## Quête 2

Liste des exos :

* exceptions
* list comprehension
* query in list
* read file
* parse datetime with timezone
* write file
* *args/**kwargs
* decorator
* request API
* build CLI

## Scrapping du site cuisine-etudiant.fr

Imports

In [51]:
import random
import re
import json

import requests
from tqdm import tqdm
from bs4 import BeautifulSoup

Scrapp one list page

In [2]:
def get_links_by_page(page: int) -> list[str]:
    url = f'https://www.cuisine-etudiant.fr/recettes/page-{page}'
    html_doc = requests.get(url).text

    soup = BeautifulSoup(html_doc, 'html.parser')
    
    recipes_list = soup.find_all('ul', class_='recipes-list')[0]
    list_items = recipes_list.find_all('li')
        
    recipes_links = []

    for item in list_items:
        recipes_links.append(item.a['href'])

    return recipes_links

Get max page number

In [3]:
url = 'https://www.cuisine-etudiant.fr/recettes'
html_doc = requests.get(url).text

In [12]:
soup = BeautifulSoup(html_doc, 'html.parser')

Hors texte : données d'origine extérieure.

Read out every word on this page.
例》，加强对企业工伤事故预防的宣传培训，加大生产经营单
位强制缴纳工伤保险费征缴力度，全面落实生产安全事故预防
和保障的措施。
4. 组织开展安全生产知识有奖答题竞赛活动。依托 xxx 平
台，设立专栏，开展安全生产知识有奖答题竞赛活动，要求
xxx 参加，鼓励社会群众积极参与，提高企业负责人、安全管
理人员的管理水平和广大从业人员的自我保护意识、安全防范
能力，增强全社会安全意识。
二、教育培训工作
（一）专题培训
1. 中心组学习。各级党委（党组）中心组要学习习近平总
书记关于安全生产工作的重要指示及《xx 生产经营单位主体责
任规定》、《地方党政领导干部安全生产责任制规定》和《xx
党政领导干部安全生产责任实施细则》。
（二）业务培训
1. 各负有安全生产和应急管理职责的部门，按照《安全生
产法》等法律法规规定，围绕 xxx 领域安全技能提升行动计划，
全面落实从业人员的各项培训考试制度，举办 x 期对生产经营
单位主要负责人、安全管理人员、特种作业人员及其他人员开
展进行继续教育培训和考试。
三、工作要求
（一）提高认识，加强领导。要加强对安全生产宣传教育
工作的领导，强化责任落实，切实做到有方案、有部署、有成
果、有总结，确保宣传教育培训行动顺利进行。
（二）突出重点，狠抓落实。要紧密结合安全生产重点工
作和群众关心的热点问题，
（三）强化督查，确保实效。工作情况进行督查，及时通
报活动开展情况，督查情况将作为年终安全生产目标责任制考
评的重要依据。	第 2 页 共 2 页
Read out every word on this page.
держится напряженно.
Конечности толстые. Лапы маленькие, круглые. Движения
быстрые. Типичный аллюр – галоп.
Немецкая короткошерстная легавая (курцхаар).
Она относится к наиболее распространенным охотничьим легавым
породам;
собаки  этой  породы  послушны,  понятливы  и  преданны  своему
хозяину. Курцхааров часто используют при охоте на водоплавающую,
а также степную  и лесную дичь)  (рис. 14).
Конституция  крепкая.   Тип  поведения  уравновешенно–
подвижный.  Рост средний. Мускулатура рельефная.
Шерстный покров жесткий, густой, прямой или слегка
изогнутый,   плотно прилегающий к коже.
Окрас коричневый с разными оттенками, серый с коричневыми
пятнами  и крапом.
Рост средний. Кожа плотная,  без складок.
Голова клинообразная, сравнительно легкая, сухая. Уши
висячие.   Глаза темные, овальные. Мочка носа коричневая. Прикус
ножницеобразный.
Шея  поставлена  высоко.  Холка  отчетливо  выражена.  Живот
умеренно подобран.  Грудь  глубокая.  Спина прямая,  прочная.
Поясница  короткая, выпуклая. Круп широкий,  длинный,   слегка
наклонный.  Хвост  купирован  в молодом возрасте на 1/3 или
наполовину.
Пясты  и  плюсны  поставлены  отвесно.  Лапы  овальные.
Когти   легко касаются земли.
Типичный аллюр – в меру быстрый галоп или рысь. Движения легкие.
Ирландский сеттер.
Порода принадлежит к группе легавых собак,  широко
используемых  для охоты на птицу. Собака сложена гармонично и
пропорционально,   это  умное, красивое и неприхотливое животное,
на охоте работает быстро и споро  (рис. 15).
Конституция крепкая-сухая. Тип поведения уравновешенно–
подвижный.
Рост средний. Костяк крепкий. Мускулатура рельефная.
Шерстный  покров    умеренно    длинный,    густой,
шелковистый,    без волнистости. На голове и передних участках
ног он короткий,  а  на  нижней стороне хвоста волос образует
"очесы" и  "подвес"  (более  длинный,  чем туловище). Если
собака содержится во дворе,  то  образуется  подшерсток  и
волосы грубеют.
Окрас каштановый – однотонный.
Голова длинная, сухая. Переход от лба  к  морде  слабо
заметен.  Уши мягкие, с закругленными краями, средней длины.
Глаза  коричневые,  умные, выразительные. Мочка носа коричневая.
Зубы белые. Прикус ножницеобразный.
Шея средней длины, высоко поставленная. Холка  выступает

last_page_item = soup.find_all('li', class_='recipes-pagination-item')[-1]
last_page_nb = last_page_item.get_text().replace('\n', '')
last_page_nb = int(last_page_nb)

Scrapp all links

In [13]:
for page in tqdm(range(1, last_page_nb + 1)):
    links = get_links_by_page(page)
    with open('recipes_links.txt', 'a') as f:
        for link in links:
            f.write(link + '\n')

100%|██████████| 174/174 [01:15<00:00,  2.30it/s]


Scrapp single recipe page

In [47]:
def scrap_recipe_page(link: str) -> dict:
    html_doc = requests.get(link).text
    
    soup = BeautifulSoup(html_doc, 'html.parser')
    title = soup.find('h1', class_='recipe-sheet-title').text.strip().replace('\n', '')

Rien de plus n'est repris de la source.